Displaced Syrians reach Tabqa after Aleppo fighting
Displaced people who fled from Aleppo countryside amid recent fighting reached the town of Tabqa in northern Syria.
Vans and tractors with trailers piled with bedding, belongings and carrying people fleeing their homes could be seen along the road to Tabqa, and tents were being set up in the town.
A local official said that efforts were being made to set up centres to accommodate those arriving.
Last week, rebels seized Aleppo - Syria's largest city before the war - marking the biggest offensive for years.
Syrian rebels advanced against government forces to the major city of Hama, rebels and a war monitor said. Meanwhile, fighters from a U.S.-backed, Kurdish-led coalition battled government forces in the northeast, both sides said, opening a new front along a vital supply route.
The front lines of the conflict have been frozen since 2020 after Assad clawed back most of the country from rebels, thanks to help from Russian air power and its network of regional Shi'ite militia groups.

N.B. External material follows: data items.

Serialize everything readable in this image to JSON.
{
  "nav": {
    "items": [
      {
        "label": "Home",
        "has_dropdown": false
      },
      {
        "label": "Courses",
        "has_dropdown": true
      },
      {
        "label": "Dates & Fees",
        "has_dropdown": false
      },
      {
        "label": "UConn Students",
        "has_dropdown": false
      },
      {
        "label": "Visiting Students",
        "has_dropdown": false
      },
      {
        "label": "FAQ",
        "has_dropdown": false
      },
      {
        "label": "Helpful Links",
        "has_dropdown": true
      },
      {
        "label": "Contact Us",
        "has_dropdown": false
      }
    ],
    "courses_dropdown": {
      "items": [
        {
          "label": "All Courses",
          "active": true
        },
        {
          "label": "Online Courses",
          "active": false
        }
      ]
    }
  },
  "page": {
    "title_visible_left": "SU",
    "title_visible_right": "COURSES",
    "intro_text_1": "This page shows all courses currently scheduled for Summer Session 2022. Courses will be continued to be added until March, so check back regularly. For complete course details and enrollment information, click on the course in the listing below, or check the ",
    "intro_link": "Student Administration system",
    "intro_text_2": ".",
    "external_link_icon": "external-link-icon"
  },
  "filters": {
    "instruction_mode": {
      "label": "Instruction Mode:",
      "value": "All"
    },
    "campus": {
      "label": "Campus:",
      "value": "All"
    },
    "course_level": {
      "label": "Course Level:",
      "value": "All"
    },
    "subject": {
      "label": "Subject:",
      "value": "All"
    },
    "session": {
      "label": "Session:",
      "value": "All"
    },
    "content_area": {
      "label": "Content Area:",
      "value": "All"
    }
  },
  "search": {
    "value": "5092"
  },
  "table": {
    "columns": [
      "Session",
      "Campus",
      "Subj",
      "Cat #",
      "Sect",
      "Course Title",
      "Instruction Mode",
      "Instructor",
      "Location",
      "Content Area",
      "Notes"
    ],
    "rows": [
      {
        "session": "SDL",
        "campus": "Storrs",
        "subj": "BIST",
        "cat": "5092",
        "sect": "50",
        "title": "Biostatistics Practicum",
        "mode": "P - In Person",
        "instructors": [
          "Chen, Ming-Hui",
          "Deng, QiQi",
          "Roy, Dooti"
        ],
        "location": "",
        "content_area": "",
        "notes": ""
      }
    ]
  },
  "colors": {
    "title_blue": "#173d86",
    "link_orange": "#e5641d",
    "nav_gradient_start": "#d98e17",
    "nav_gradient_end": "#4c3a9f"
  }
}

The Syrian opposition-run rescue service known as the White Helmets released a video showing members of their group transporting injured people to hospital as President Bashar al-Assad fights off a rebel assault launched last week.
The Syrian civil war that began in 2011 killed hundreds of thousands of people, drew in major powers and sent millions of refugees across international borders. Assad has had the upper hand since receiving backing from Russia and Iran a decade ago, but that support has been challenged by devastating losses Israel inflicted on Hezbollah allies over the past two months.
Syrians queued to buy bread in neighborhoods of Syria’s Aleppo, following a rebel assault last week that captured the city.
In one area, people could be seen queuing in long lines to buy flatbread, and elsewhere people crowded around the back of a van to try to buy the staple.
Last week's rebel assault that captured Aleppo - Syria's largest city before the war - is the biggest offensive for years in a conflict whose frontlines had been frozen since 2020.